Gibraltar Intruder Double pedal, direct drive
1 crash cymbal
1 splash cymbal


----------



## ZEBOV (Jul 31, 2012)

ZEBOV likes this.
Good score! I love my DM10 Studio.


----------



## xeonblade (Aug 1, 2012)

Stay tuned for new drumchair and double pedal day.


----------



## themike (Aug 1, 2012)

Let me know how you like the triggerIO - I'm guessing you'll be using it to connect to a DAW based software (Superior)?


----------



## xeonblade (Aug 1, 2012)

th3m1ke said:


> Let me know how you like the triggerIO - I'm guessing you'll be using it to connect to a DAW based software (Superior)?
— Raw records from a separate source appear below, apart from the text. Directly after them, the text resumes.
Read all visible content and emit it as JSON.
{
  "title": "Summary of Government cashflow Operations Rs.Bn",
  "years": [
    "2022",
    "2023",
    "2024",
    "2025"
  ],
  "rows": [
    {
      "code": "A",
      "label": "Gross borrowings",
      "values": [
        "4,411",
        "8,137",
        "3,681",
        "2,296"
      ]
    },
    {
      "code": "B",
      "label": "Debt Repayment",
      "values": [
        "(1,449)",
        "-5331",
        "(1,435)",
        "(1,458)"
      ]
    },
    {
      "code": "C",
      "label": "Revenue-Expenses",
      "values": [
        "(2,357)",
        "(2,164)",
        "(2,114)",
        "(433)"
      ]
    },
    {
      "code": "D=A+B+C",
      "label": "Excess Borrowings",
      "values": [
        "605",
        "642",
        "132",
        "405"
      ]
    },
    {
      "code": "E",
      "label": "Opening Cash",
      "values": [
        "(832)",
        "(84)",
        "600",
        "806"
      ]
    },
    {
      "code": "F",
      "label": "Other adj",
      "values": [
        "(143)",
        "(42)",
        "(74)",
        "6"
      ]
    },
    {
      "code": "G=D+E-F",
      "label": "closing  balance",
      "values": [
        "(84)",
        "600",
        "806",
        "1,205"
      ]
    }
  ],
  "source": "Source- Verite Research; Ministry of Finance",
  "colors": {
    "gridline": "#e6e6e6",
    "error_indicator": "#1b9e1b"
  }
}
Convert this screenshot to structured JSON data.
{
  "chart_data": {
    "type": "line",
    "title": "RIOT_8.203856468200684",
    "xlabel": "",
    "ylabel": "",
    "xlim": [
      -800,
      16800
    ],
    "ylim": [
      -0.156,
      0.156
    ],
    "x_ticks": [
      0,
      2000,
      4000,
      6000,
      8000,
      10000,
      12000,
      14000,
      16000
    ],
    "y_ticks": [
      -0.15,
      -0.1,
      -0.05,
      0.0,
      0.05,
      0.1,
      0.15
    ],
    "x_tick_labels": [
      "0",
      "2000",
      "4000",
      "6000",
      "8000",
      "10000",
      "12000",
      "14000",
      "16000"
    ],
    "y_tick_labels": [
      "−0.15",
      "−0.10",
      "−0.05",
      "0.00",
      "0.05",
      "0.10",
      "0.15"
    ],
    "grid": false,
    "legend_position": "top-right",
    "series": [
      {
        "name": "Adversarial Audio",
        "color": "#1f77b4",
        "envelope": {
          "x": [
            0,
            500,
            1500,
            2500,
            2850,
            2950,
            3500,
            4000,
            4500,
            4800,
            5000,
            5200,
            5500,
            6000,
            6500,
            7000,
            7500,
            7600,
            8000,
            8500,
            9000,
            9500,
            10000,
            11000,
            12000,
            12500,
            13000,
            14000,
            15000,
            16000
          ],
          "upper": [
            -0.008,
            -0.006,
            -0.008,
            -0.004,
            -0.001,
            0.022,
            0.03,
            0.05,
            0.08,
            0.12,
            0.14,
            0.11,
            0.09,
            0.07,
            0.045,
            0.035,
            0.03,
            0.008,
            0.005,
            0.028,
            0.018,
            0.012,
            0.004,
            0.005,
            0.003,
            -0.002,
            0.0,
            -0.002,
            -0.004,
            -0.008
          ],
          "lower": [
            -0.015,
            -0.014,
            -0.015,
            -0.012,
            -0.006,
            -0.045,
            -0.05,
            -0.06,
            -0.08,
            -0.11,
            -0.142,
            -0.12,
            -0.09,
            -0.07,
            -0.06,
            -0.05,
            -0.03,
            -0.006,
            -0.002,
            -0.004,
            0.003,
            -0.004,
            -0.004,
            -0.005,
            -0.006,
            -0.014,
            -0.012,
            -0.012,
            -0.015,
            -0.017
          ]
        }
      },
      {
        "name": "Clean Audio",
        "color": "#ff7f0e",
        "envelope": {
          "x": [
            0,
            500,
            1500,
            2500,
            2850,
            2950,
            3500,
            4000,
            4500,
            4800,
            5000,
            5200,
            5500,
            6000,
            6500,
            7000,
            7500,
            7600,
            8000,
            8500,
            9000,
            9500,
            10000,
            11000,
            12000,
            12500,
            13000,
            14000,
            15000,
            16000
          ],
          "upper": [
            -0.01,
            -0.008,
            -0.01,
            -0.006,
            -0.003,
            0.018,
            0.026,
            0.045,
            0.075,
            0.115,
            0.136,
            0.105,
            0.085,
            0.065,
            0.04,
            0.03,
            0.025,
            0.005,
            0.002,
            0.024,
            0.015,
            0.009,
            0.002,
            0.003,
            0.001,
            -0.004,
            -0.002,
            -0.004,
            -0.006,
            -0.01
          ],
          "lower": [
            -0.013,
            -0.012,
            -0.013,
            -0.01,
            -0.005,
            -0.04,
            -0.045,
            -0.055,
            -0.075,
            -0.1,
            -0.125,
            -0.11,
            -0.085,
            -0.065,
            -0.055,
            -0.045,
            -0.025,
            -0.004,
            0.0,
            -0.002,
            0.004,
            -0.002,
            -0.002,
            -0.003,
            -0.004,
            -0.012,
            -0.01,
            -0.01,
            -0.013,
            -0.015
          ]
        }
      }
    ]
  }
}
Trigger IO > Toontrack Solo > Superior

I'll do a review when I get my cables for the pads.


----------



## iron blast (Aug 3, 2012)

Sweet setup man. I got a similar setup. I still need one of the Alesis 12" snare pads to use as a floor tom on my kit. I got a 14" Pintech acu snare for my main snare. I'll use one of the 10" pads as an Aux snare pad when I get my Alesis 12" snare. I also want to sell both of the 8" kick pads and get 18" acoustic ones with triggers and mesh heads. The 8" kick pads slide all over the place


----------



## iRaiseTheDead (Oct 20, 2012)

Looks quite perty


----------